Todd pointed out that the image of the 76-year-old Trump wielding the bat ended up on the front page of The Post on Friday and asked whether the ex-president’s comments about Bragg could incite violence, as his rhetoric to supporters allegedly did during the Jan. 6, 2021, riot at the US Capitol.
Bragg has asked a grand jury to indict Trump on charges apparently related to his alleged attempts to cover up an extramarital affair with porn star Stormy Daniels.
“It’s already happened once,” Todd said to Tacopina, referring to incitement by the former commander-in-chief. “Are you not concerned this could happen [again]?”
Tacopina shot back, “Well, I’m not accepting that proposition that his rhetoric created violence [Jan. 6, 2021].
“I think violence was on the way that day. But I’m not here to discuss that,” the Trump lawyer said. “I’m not going to defend or condemn anything regarding social media. It’s not what I do. … I’m not a Trump PR person. I’m a litigator and a lawyer.”
Trump last weekend claimed on his Twitter-like Truth Social platform that he was going to be indicted by the grand jury within days and has spent much of his time raging against Bragg, including calling him “HUMAN SCUM” and urging the former president’s followers to “PROTEST, TAKE OUR NATION BACK.”
Tacopina asserted Bragg wouldn’t have brought the case against “anyone other than Donald Trump,” alleging that the DA used his office to “politicize and weaponize a campaign.”
Bragg is allegedly investigating a $130,000 hush-money payment made to porn star Stormy Daniels in the weeks before the 2016 presidential election, which the DA is partly claiming is a violation of campaign-finance law because it wasn’t reported properly.
Trump’s former lawyer and “fixer” Michael Cohen made the payment to Daniels to ensure her silence about a sexual encounter she said she had with Trump a decade earlier.
Cohen pleaded guilty in 2018 and was sentenced to three years in federal prison.
Trump has denied making the payment and having the affair.
Tacopina said the payment to Daniels was a “personal civil settlement.
“That’s done everyday in New York City.
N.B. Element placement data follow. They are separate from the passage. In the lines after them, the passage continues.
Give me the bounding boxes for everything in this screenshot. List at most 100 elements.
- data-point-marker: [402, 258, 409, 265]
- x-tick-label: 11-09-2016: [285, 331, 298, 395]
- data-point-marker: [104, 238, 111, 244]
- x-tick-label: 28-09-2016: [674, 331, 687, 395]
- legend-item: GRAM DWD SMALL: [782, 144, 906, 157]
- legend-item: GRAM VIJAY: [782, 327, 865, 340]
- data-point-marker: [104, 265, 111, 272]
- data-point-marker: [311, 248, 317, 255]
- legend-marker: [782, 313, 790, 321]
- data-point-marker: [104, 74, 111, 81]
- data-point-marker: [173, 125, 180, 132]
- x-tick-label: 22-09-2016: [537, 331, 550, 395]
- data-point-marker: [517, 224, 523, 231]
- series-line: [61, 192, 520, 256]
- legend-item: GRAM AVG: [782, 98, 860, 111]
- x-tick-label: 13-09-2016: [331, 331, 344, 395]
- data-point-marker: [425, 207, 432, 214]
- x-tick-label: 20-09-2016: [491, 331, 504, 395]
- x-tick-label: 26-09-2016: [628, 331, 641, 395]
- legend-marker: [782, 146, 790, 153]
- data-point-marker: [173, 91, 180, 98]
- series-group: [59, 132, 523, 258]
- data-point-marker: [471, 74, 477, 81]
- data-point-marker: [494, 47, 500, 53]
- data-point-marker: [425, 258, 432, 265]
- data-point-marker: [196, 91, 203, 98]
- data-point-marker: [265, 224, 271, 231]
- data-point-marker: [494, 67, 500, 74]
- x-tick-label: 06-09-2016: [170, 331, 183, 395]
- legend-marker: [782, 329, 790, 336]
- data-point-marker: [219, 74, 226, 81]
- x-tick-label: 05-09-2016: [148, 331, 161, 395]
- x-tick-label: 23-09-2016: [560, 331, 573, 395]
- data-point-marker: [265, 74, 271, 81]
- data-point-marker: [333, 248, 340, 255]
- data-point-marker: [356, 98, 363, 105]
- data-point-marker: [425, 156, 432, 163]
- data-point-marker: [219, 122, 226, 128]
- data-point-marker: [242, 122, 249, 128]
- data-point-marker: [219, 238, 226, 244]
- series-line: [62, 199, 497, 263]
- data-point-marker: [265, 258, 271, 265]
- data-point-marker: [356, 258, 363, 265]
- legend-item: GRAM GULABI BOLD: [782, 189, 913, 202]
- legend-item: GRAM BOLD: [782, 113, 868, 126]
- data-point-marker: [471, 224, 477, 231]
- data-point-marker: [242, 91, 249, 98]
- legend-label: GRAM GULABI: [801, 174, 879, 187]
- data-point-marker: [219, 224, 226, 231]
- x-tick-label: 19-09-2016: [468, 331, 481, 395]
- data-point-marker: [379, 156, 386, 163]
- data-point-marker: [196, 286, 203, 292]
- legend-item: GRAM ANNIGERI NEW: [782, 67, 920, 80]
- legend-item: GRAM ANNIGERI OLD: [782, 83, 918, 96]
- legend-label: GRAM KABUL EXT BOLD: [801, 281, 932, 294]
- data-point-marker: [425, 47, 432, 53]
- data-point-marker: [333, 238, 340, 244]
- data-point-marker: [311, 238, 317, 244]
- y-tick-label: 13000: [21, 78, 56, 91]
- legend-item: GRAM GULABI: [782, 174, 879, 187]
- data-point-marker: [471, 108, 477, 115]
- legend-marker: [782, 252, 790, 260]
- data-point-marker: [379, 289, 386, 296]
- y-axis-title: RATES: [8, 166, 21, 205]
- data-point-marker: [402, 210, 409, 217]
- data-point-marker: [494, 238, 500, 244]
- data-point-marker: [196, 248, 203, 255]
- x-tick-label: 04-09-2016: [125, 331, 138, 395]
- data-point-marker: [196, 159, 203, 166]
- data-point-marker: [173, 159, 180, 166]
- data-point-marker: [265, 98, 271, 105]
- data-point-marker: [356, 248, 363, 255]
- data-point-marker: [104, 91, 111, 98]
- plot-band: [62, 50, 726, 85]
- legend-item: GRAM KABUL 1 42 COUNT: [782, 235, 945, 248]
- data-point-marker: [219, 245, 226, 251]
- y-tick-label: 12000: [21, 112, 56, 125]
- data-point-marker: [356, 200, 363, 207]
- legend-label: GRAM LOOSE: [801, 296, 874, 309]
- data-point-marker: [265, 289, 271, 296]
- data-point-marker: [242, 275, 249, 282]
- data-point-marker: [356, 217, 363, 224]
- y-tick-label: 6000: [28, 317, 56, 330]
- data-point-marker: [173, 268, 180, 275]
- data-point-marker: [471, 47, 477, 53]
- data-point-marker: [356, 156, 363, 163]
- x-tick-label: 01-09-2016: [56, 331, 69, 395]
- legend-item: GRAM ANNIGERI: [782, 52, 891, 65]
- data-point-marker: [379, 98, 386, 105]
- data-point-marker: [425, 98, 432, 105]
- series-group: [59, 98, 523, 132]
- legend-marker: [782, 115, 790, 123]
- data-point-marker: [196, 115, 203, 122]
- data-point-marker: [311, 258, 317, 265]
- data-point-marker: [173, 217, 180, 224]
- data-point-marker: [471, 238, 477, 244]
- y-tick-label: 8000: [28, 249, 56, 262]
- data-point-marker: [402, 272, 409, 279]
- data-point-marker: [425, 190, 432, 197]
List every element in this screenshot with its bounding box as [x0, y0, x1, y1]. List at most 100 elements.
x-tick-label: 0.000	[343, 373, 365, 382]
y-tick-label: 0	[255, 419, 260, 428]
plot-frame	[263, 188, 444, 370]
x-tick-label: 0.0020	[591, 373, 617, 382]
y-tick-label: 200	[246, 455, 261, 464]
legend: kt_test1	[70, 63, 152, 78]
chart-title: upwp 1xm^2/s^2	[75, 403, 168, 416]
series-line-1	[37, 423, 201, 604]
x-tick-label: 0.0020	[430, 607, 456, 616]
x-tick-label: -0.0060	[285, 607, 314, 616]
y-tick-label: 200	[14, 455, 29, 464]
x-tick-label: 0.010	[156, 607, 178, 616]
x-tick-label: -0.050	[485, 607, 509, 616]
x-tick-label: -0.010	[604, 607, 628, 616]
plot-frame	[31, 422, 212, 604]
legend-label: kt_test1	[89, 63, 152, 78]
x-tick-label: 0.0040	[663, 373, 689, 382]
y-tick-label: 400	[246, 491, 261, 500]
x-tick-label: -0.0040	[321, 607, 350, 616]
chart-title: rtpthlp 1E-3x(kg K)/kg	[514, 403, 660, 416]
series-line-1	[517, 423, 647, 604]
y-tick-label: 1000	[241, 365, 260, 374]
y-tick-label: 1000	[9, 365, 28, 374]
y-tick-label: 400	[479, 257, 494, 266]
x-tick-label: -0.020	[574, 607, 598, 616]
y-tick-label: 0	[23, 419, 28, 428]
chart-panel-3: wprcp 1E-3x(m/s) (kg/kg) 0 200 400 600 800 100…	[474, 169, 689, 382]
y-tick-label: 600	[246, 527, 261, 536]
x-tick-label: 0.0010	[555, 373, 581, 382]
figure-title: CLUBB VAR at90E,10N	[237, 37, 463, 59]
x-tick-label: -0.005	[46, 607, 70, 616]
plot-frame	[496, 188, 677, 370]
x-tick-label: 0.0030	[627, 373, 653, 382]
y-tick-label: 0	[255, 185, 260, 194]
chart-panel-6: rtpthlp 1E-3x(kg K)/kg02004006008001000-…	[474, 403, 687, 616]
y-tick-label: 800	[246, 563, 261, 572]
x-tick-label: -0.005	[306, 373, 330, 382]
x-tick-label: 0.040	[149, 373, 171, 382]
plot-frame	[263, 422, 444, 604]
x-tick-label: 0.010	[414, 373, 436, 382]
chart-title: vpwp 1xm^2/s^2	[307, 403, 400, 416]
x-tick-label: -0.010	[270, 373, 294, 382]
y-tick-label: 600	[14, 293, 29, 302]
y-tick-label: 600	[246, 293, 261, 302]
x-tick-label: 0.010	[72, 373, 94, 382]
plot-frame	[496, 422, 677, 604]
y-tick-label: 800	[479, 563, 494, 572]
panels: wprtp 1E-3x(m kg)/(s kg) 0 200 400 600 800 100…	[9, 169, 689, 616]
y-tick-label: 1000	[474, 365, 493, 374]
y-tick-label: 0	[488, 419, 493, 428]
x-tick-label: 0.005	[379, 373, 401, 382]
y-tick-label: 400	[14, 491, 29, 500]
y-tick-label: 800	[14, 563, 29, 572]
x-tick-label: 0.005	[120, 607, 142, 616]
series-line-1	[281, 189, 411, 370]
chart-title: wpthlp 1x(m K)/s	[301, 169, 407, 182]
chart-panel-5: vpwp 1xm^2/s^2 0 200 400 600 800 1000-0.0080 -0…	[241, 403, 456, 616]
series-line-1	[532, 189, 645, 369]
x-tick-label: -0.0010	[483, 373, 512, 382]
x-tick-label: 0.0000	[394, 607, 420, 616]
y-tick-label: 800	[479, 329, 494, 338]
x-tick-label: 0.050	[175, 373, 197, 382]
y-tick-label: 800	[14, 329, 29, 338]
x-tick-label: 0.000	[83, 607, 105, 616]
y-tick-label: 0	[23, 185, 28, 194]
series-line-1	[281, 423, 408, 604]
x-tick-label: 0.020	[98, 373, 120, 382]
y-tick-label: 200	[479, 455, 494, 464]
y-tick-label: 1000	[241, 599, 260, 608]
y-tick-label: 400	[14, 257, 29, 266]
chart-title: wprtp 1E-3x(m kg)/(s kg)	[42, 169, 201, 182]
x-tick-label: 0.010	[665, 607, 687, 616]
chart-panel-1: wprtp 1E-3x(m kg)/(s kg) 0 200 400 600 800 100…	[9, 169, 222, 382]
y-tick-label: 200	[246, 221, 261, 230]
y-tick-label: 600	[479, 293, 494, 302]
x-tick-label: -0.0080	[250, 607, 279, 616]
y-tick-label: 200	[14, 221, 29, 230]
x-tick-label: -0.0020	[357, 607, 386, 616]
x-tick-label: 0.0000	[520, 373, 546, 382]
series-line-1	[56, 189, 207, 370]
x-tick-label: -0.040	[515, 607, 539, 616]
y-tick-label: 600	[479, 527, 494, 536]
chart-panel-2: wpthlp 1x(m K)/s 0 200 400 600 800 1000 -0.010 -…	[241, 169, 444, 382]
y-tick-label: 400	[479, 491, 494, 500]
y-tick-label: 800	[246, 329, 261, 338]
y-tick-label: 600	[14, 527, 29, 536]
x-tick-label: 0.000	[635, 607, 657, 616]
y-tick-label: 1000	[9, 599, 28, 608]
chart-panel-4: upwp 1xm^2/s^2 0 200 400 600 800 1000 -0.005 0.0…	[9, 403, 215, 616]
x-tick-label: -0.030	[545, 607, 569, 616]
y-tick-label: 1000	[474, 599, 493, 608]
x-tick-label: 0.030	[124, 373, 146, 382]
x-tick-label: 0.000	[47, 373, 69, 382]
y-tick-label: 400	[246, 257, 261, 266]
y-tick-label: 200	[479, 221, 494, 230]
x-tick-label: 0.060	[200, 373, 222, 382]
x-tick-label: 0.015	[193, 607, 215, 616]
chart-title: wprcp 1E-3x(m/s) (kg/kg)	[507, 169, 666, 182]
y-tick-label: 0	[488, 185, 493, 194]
This had nothing to do with campaign-finance laws,” he said.
But Todd said the probe focuses on falsifying business records, which Bragg has pursued in more than 60 cases over the past four years.
“Oh Chuck, you couldn’t be more wrong,” Tacopina said to Todd.
He claimed that the Manhattan DA’s office has never charged anyone “with a crime for falsifying business records to pay hush money … regarding a personal matter.”
Tacopina insisted that the payment was made by Cohen with personal funds and without Trump’s knowledge and that Cohen later sent Trump a bill to reimburse him.
But Todd said, “They claimed it was legal fees.”
Tacopina responded, “Seriously, what would he put in his personal ledger?
” ‘Payment for hush money to quiet an affair that I claim I never had?’ ”
Todd replied, “Should it be the truth?”
Tacopina said, “I think you’re being a little petty when you’re looking at this now,” adding, “You can put whatever you want in your own personal ledger.”